PALI – Realisasi penggunaan Dana Desa (DD) Desa Mangkunegara Tahun Anggaran 2020 menjadi sorotan setelah sejumlah item kegiatan dinilai perlu mendapat penjelasan lebih lanjut dari pemerintah desa terkait.
Berdasarkan data penyaluran yang diperoleh, total pagu Dana Desa Mangkunegara tahun 2020 mencapai Rp956.435.000 dengan beberapa kegiatan bernilai cukup besar.
Anggaran keadaan mendesak tercatat sebesar Rp423.900.000. Selain itu, pembangunan maupun rehabilitasi Balai Desa/Balai Kemasyarakatan menyerap anggaran Rp445.267.000.
Tak hanya itu, terdapat pula anggaran penanggulangan bencana sebesar Rp50.000.000, penyertaan modal Rp90.000.000, pelatihan atau penyuluhan perlindungan anak Rp29.606.000, serta kegiatan informasi publik desa sebesar Rp7.659.600.

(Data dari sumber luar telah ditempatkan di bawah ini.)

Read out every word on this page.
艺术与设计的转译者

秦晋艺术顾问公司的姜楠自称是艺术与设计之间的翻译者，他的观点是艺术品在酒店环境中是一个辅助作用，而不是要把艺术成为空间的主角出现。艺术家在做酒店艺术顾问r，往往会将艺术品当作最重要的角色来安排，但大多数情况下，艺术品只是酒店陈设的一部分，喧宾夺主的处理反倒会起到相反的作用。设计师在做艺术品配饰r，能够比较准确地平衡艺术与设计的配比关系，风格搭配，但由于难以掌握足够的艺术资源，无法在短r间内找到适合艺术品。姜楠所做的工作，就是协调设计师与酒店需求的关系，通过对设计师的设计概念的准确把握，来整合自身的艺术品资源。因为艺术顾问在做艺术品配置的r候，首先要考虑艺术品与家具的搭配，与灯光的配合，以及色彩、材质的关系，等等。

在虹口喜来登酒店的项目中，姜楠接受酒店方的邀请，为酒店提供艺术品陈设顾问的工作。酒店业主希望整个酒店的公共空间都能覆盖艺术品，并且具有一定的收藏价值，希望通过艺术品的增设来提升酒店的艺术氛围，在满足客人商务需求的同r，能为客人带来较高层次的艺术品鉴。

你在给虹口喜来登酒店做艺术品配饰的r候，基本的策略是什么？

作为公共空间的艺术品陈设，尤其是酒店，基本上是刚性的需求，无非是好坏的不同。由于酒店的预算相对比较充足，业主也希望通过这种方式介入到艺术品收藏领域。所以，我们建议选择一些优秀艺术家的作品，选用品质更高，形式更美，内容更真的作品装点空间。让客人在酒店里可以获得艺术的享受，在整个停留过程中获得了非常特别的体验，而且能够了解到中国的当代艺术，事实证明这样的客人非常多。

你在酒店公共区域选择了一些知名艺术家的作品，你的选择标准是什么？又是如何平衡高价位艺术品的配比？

Sejumlah pihak meminta pemerintah Desa Mangkunegara memberikan klarifikasi terkait realisasi kegiatan tersebut, termasuk mekanisme penggunaan anggaran dan pelaksanaan program di lapangan.

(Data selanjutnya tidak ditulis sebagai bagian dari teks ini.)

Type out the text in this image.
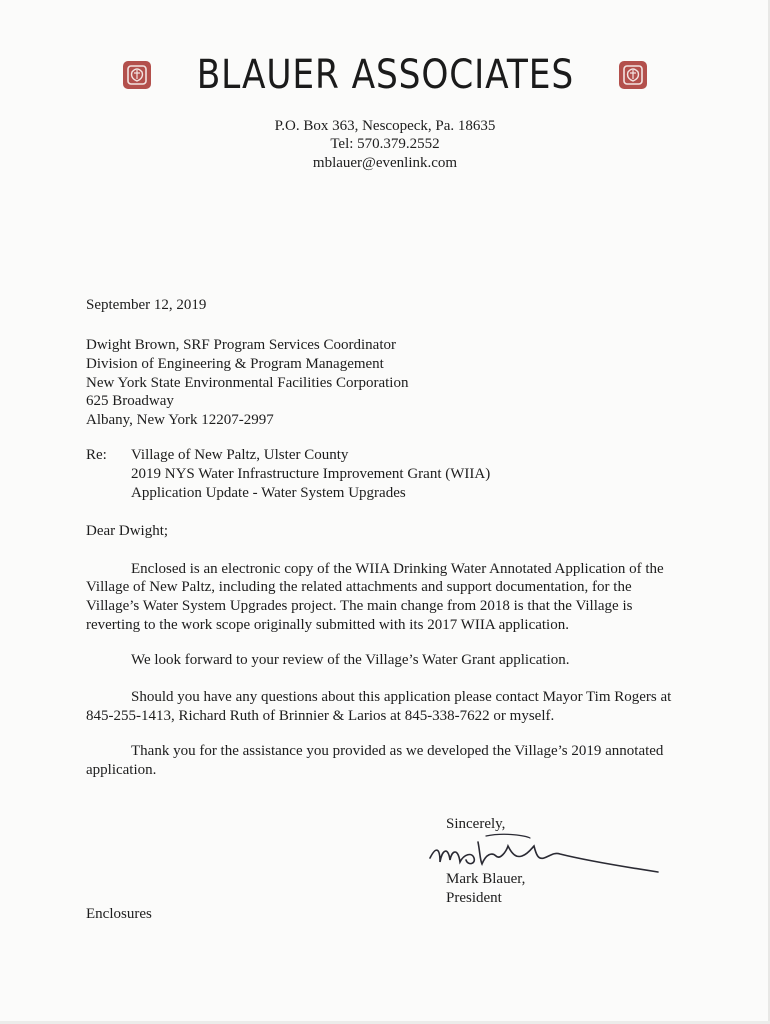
BLAUER ASSOCIATES
P.O. Box 363, Nescopeck, Pa. 18635
Tel: 570.379.2552
mblauer@evenlink.com
September 12, 2019
Dwight Brown, SRF Program Services Coordinator
Division of Engineering & Program Management
New York State Environmental Facilities Corporation
625 Broadway
Albany, New York 12207-2997
Re: Village of New Paltz, Ulster County
2019 NYS Water Infrastructure Improvement Grant (WIIA)
Application Update - Water System Upgrades
Dear Dwight;
Enclosed is an electronic copy of the WIIA Drinking Water Annotated Application of the
Village of New Paltz, including the related attachments and support documentation, for the
Village’s Water System Upgrades project. The main change from 2018 is that the Village is
reverting to the work scope originally submitted with its 2017 WIIA application.
We look forward to your review of the Village’s Water Grant application.
Should you have any questions about this application please contact Mayor Tim Rogers at
845-255-1413, Richard Ruth of Brinnier & Larios at 845-338-7622 or myself.
Thank you for the assistance you provided as we developed the Village’s 2019 annotated
application.
Sincerely,
Mark Blauer,
President
Enclosures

Kegiatan pembangunan balai desa menjadi salah satu yang paling banyak mendapat perhatian karena menyerap dana ratusan juta rupiah. Selain itu, penggunaan dana keadaan mendesak dan penyertaan modal desa juga turut dipertanyakan terkait manfaat serta realisasinya.

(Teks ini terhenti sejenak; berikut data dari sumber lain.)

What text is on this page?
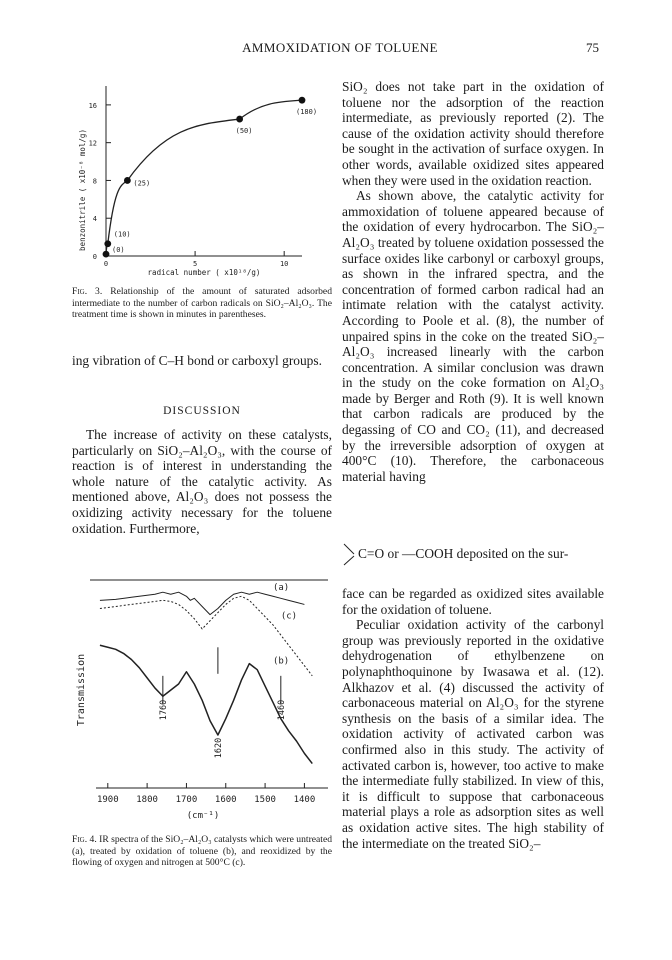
AMMOXIDATION OF TOLUENE	75
0
4
8
12
16
0	5	10
(0)
(10)
(25)
(50)
(180)
benzonitrile ( x10⁻⁸ mol/g)
radical number ( x10¹⁸/g)
Fig. 3. Relationship of the amount of saturated adsorbed intermediate to the number of carbon radicals on SiO₂–Al₂O₃. The treatment time is shown in minutes in parentheses.

ing vibration of C–H bond or carboxyl groups.

DISCUSSION

The increase of activity on these catalysts, particularly on SiO₂–Al₂O₃, with the course of reaction is of interest in understanding the whole nature of the catalytic activity. As mentioned above, Al₂O₃ does not possess the oxidizing activity necessary for the toluene oxidation. Furthermore,

1900 1800 1700 1600 1500 1400
(a)
(c)
(b)
1760
1620
1460
Transmission
(cm⁻¹)
Fig. 4. IR spectra of the SiO₂–Al₂O₃ catalysts which were untreated (a), treated by oxidation of toluene (b), and reoxidized by the flowing of oxygen and nitrogen at 500°C (c).

SiO₂ does not take part in the oxidation of toluene nor the adsorption of the reaction intermediate, as previously reported (2). The cause of the oxidation activity should therefore be sought in the activation of surface oxygen. In other words, available oxidized sites appeared when they were used in the oxidation reaction.

As shown above, the catalytic activity for ammoxidation of toluene appeared because of the oxidation of every hydrocarbon. The SiO₂–Al₂O₃ treated by toluene oxidation possessed the surface oxides like carbonyl or carboxyl groups, as shown in the infrared spectra, and the concentration of formed carbon radical had an intimate relation with the catalyst activity. According to Poole et al. (8), the number of unpaired spins in the coke on the treated SiO₂–Al₂O₃ increased linearly with the carbon concentration. A similar conclusion was drawn in the study on the coke formation on Al₂O₃ made by Berger and Roth (9). It is well known that carbon radicals are produced by the degassing of CO and CO₂ (11), and decreased by the irreversible adsorption of oxygen at 400°C (10). Therefore, the carbonaceous material having

C=O or —COOH deposited on the sur-

face can be regarded as oxidized sites available for the oxidation of toluene.

Peculiar oxidation activity of the carbonyl group was previously reported in the oxidative dehydrogenation of ethylbenzene on polynaphthoquinone by Iwasawa et al. (12). Alkhazov et al. (4) discussed the activity of carbonaceous material on Al₂O₃ for the styrene synthesis on the basis of a similar idea. The oxidation activity of activated carbon was confirmed also in this study. The activity of activated carbon is, however, too active to make the intermediate fully stabilized. In view of this, it is difficult to suppose that carbonaceous material plays a role as adsorption sites as well as oxidation active sites. The high stability of the intermediate on the treated SiO₂–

Transparansi informasi publik desa pun ikut menjadi sorotan, terutama mengenai keterbukaan laporan penggunaan Dana Desa kepada masyarakat.
Permintaan klarifikasi ini disebut sebagai bagian dari fungsi kontrol sosial agar pengelolaan Dana Desa dapat berjalan transparan, akuntabel, dan sesuai dengan ketentuan yang berlaku.
Hingga berita ini diterbitkan, pihak Pemerintah Desa Mangkunegara belum memberikan tanggapan resmi terkait sejumlah item kegiatan yang dikonfirmasi.